Vertrauter, Freund und Wegbegleiter
den ich so lang ersehnt
er stimmt mich endlich wieder heiter.
Nun warte auf’s „Happy End“.
#9 Re: Was zum nachdenken... von Manu74 17.12.2010 01:21

Was Weihnachten wirklich bedeutet!!!

Wenn ich mein Haus perfekt mit Tannezweigen,
Lichterketten und klingenden Glöckchen schmücke,
aber keine Liebe für meine Familie habe,
bin ich nichts als eine Dekorateurin

Wenn ich mich in der Küche abmühe,
kiloweise Weihnachtsplätzchen backe, Feinschmeckergerichte zubereite
und zum Essen, einen wunderschön gedeckten Tisch präsentiere,
aber keine Liebe für meine Familie habe,
bin ich nichts als eine Köchin

Wenn ich in der Suppenküche mithelfe,
im Seniorenheim Weihnachtslieder singe
und all meinen Besitz an die Wohlfahrt spende,
aber keine Liebe für meine Familie habe,
nützt es mir gar nichts

Wenn ich den Weihnachtsbaum mit glänzenden Engeln
und gehäkelten Eissternen schmücke,
an tausend Feiern teilnehme und im Chor Kantaten singe,
aber nicht Jesus Christus im Herzen habe,
dann habe ich nicht begriffen, worum es eigentlich geht

Die Liebe unterbricht das Backen, um das Kind zu umarmen.

Die Liebe läßt das Dekorieren sein und küsst den Ehemann.

Die Liebe ist freundlich trotz Eile und Stress.

Die Liebe beneidet andere nicht um ihr Haus mit ausgesuchtem
Weihnachtsporzellan und passenden Tischtüchern.

Die Liebe schreit die Kinder nicht an, sie sollen aus dem Weg gehen,
sondern ist dankbar, dass es sie gibt und sie im Weg stehen können.
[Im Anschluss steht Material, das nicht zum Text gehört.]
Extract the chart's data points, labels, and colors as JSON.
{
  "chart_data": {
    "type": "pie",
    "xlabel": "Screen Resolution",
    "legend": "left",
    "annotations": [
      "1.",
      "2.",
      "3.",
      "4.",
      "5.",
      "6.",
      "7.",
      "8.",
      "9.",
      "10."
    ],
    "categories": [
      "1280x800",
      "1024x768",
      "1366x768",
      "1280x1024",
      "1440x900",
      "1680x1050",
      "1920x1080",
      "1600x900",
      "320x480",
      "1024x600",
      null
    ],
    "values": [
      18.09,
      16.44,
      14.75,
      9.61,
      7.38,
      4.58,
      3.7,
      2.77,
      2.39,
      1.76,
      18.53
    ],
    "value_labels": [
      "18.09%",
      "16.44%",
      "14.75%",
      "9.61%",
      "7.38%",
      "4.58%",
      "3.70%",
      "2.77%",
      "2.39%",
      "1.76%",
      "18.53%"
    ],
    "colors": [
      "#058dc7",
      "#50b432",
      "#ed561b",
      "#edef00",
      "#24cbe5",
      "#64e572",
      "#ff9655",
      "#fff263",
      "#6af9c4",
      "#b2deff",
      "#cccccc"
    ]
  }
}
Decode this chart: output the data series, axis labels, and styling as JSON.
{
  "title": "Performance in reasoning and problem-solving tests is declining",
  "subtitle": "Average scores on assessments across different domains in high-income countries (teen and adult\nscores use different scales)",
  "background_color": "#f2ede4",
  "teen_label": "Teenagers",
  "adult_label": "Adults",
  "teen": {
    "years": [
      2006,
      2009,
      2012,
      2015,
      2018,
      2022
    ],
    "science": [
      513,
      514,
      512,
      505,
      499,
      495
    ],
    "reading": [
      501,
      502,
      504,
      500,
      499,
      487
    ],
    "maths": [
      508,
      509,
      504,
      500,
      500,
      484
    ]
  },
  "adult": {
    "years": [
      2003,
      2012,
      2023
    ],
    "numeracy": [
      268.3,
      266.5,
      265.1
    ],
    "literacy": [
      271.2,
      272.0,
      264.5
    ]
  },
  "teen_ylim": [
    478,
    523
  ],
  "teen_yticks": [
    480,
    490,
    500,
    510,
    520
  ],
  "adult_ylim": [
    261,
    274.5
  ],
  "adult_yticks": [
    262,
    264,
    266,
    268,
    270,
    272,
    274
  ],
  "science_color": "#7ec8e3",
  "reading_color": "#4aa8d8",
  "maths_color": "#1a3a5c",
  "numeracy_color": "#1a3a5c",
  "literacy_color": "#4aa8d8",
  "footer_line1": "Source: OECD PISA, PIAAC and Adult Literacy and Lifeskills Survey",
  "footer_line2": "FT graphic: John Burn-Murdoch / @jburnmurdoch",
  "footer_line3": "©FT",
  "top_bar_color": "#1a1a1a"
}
Die Liebe gibt nicht nur denen, die etwas zurückgeben können, sondern
beschenkt gerade die mit Freuden, die das Geschenk nicht erwidern können.

Die Liebe erträgt alles,
glaubt alles,
hofft alles,
erduldet alles.

Die Liebe hört niemals auf

Videospiele werden zerbrechen,
Perlenketten werden verloren gehen,
Golfschläger werden verrosten

Aber das Geschenk der Liebe wird bleiben!

PS: Man sollte daher nicht vergessen das Weihnachten noch immer ein Fest der Liebe und nicht der Geschenke ist,denn es gibt auch Menschen denen es nicht so gut geht wie uns ,sie aber froh darüber sind wenn man ihnen zumindest ein klein wenig Liebe entgegenbringt.